The judgment of the Supreme Court was entered, June 26th 1877,

Per Curiam.

— Looking at the almost universal practice of banks of all kinds to accept special deposits of valuable securities from their customers, and the evidence in this case that such was the habit of this bank with the privity and knowledge of the directors and officers, we are of opinion that a liability for safe-keeping is raised by the receipt given to the plaintiff in this case for her bonds. If the bonds be lost or stolen through the gross negligence of the bank this liability becomes fixed. The debatable question in this case is whether there was sufficient evidence of such negligence to he submitted to the jury. Upon the whole evidence we think there was. Whether the bonds in question were lost, stolen or abstracted by some one in the bank does not clearly appear. It certainly is a circumstance of some weight that a satisfactory solution of the manner of the loss has never been given by the bank, if, then, we refer to the structure and arrangement of the banking house and the vault, we find it almost impossible that this vault could have been entered in broad daylight, as alleged it must have been, by a person entering to steal these bonds, without his being seen by the officers of the bank.
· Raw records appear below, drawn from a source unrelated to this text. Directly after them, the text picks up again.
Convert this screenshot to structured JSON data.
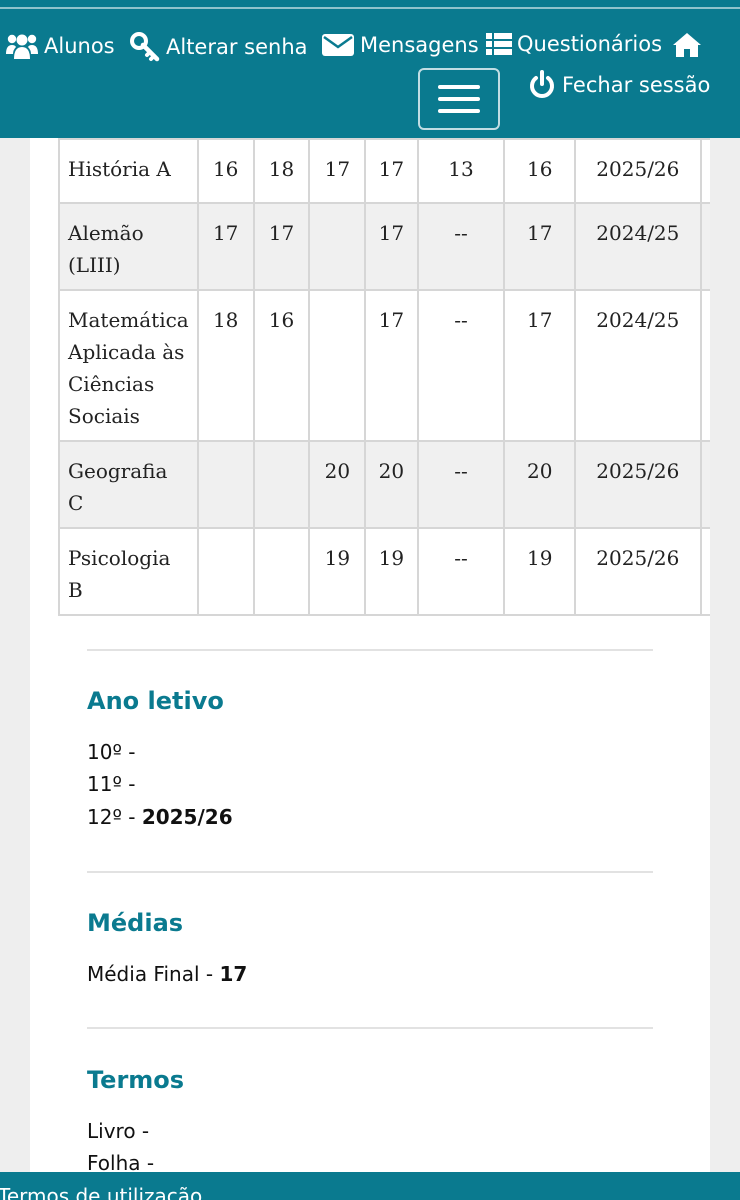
{
  "nav": {
    "alunos": "Alunos",
    "alterar_senha": "Alterar senha",
    "mensagens": "Mensagens",
    "questionarios": "Questionários",
    "fechar_sessao": "Fechar sessão",
    "icons": [
      "users-icon",
      "key-icon",
      "envelope-icon",
      "list-icon",
      "home-icon",
      "power-icon",
      "menu-toggle-icon"
    ],
    "color": "#0a7a8f"
  },
  "grades": {
    "rows": [
      {
        "subject": "História A",
        "cells": [
          "16",
          "18",
          "17",
          "17",
          "13",
          "16",
          "2025/26"
        ]
      },
      {
        "subject": "Alemão (LIII)",
        "cells": [
          "17",
          "17",
          "",
          "17",
          "--",
          "17",
          "2024/25"
        ]
      },
      {
        "subject": "Matemática Aplicada às Ciências Sociais",
        "cells": [
          "18",
          "16",
          "",
          "17",
          "--",
          "17",
          "2024/25"
        ]
      },
      {
        "subject": "Geografia C",
        "cells": [
          "",
          "",
          "20",
          "20",
          "--",
          "20",
          "2025/26"
        ]
      },
      {
        "subject": "Psicologia B",
        "cells": [
          "",
          "",
          "19",
          "19",
          "--",
          "19",
          "2025/26"
        ]
      }
    ]
  },
  "ano_letivo": {
    "title": "Ano letivo",
    "lines": [
      {
        "label": "10º -",
        "value": ""
      },
      {
        "label": "11º -",
        "value": ""
      },
      {
        "label": "12º -",
        "value": "2025/26"
      }
    ]
  },
  "medias": {
    "title": "Médias",
    "label": "Média Final -",
    "value": "17"
  },
  "termos": {
    "title": "Termos",
    "lines": [
      {
        "label": "Livro -",
        "value": ""
      },
      {
        "label": "Folha -",
        "value": ""
      }
    ]
  },
  "footer": {
    "link": "Termos de utilização"
  }
}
If we add to this an entire absence of any breach of the windows, doors, vault and floors, through which an entry might have been effected, and that no information was given to the plaintiff of the loss of her bonds until she called herself, and then that she was called into a private room to communicate the loss, the case acquires more strength. And then, if finally she was told by the bank that the loss would not be hers but that of the bank, and that the bank would continue to pay her the interest, and accordingly did so for about two years, carrying the payments into the books of the bank, implying a consciousness of the officers that the loss was caused by some fault of the bank, we reach a point in the evidence of such strong import as to the fact of gross negligence, the evidence could not be withheld from the jury. Having been submitted to them, and gross negligence found *94by them, and a new trial refused, we cannot say that the evidence was insufficient, and that an error was committed. The verdict establishes the negligence. We discover no error in the record and the judgment is affirmed.